Fifty-five percent of the people responding reported that their cats were more active during the night than during the day. Thankfully, the majority (76 percent) of these folks said they were able to sleep through their cat’s antics, but my heart goes out to the remaining 24 percent who are routinely woken up by their cats. I’m sure we’ve all been in their shoes for one reason or another and can agree that it is next to impossible to be at your best when you’re chronically sleep deprived.

If you are reading this through the steam of your umpteenth cup of coffee while your cat dozes peacefully on the couch recovering from her feline "all-nighter," take heart. Cats can learn to follow a more people-friendly schedule.

Kittens are the worst offenders. Since they have little experience in the human world they simply follow their instincts, sleeping all day and then pouncing on your nose or scampering across your feet in an attempt to get you to play in the middle of the night. Although it is admittedly difficult in the pre-dawn hours, try to remember that any cat that is active at night is not being "bad." She is simply following her natural circadian rhythm. Negative reinforcement (e.g., yelling or any form of punishment) should play no role here. Your best response is to completely ignore this behavior.

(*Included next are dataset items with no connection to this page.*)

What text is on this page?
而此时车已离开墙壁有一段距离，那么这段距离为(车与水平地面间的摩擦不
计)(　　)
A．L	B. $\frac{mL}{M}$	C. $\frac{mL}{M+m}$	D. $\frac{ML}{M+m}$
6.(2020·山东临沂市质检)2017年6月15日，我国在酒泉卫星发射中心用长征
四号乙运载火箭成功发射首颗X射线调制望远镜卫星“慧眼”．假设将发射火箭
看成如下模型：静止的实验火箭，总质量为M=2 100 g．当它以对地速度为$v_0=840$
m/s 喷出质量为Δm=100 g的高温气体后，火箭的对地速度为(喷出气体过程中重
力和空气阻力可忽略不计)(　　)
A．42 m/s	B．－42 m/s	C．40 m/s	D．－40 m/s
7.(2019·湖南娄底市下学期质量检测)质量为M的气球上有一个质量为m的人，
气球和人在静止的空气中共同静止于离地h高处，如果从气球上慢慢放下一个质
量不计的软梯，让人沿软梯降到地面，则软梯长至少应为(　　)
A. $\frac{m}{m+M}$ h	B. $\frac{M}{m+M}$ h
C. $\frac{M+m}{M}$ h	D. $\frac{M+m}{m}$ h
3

Of course, ignoring nighttime activity is a whole lot easier if your cats are not in your bedroom. Restricting pets to another part of the home while you are sleeping is a good option. They may cry or scratch at the door, but most will give up if you never respond in any way while they are carrying on. You can also use baby gates (one stacked on top of another to keep cats from jumping over), scat mats, or motion-activated devices that let out a harmless but startling puff of air to keep pets away from the sleeping quarters.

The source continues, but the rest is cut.